Jakarta Pusat – Jajaran Polsek Kemayoran mengingatkan para pelajar agar tidak mudah terprovokasi ajakan di media sosial untuk mengikuti aksi unjuk rasa atau turun ke jalan. Edukasi tersebut dilakukan sebagai langkah preventif untuk menjaga keselamatan pelajar sekaligus memastikan mereka tetap fokus pada pendidikan.
Imbauan itu disampaikan Bhabinkamtibmas Kelurahan Kemayoran Aiptu Dwi Yulianto saat melaksanakan sosialisasi dan pembinaan penyuluhan (binluh) kamtibmas kepada siswa dan siswi SMP Pondok Pesantren An-Nur, Jalan Kepu Dalam Gang VII, RT 05/RW 03, Kelurahan Kemayoran, Jakarta Pusat, Rabu (26/8/2026).
Dalam kegiatan tersebut, Aiptu Dwi mengingatkan para siswa agar tidak ikut-ikutan dalam aksi unjuk rasa, terlebih turun ke jalan tanpa memahami risiko yang dapat terjadi.
Para pelajar juga diminta untuk disiplin, menaati tata tertib sekolah, serta menggunakan waktu untuk belajar dan mempersiapkan masa depan.
Kapolres Metro Jakarta Pusat Kombes Pol. Dr. Reynold E.P. Hutagalung, S.E., S.I.K., M.Si., M.H., menekankan pentingnya melindungi pelajar dari pengaruh negatif dan provokasi yang beredar melalui media sosial.
“Anak-anak harus kita lindungi bersama. Jangan sampai mereka menjadi korban provokasi atau informasi yang tidak benar di media sosial. Mari arahkan mereka untuk melakukan kegiatan positif, fokus belajar, dan meraih cita-cita,” ujar Reynold.
Menurutnya, upaya pencegahan harus dilakukan secara bersama-sama melalui sinergi kepolisian, sekolah, dan orang tua. Polisi juga terus mendorong jajarannya mengedepankan pendekatan persuasif dan humanis dalam memberikan edukasi kepada generasi muda.
Selanjutnya, Kapolsek Kemayoran Kompol Bambang Santoso, S.H., M.H., mengatakan kegiatan binluh kepada pelajar merupakan bagian dari upaya kepolisian melakukan pencegahan sejak dini terhadap potensi gangguan kamtibmas.
“Pelajar adalah generasi penerus bangsa. Kami mengajak mereka untuk tidak mudah terpengaruh oleh ajakan yang belum tentu kebenarannya, khususnya melalui media sosial. Jangan sampai masa depan mereka terganggu hanya karena ikut-ikutan kegiatan yang bukan menjadi tanggung jawab mereka,” kata Bambang.

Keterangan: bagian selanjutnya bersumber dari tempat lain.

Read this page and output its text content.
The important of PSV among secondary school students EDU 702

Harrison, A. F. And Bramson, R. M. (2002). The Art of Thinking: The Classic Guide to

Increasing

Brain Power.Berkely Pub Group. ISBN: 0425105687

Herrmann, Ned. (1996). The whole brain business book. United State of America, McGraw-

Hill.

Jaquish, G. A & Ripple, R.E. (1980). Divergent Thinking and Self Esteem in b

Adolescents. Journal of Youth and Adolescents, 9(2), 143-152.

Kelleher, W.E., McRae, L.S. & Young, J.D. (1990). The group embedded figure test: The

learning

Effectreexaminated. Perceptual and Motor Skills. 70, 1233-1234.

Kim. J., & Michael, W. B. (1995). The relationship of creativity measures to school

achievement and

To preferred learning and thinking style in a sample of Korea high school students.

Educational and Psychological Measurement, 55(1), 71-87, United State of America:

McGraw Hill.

Bambang menegaskan, Polsek Kemayoran akan terus mengedepankan pendekatan humanis dan edukatif dalam memberikan pemahaman kamtibmas kepada generasi muda.
“Kami hadir bukan hanya untuk melakukan penindakan, tetapi juga untuk mencegah. Kami ingin polisi menjadi sahabat bagi para pelajar, memberikan pemahaman dan perlindungan agar mereka dapat belajar dengan aman,” ujarnya.
Dalam kegiatan tersebut, Bhabinkamtibmas Kelurahan Kemayoran Aiptu Dwi Yulianto juga mengingatkan siswa agar tidak mudah percaya terhadap informasi maupun ajakan aksi unjuk rasa yang beredar di media sosial.
“Jangan mudah percaya dengan ajakan yang beredar di media sosial. Tidak semua informasi yang kita lihat benar. Saring informasi sebelum mempercayai dan menyebarkannya. Tugas pelajar adalah belajar dan mempersiapkan masa depan,” ujar Aiptu Dwi.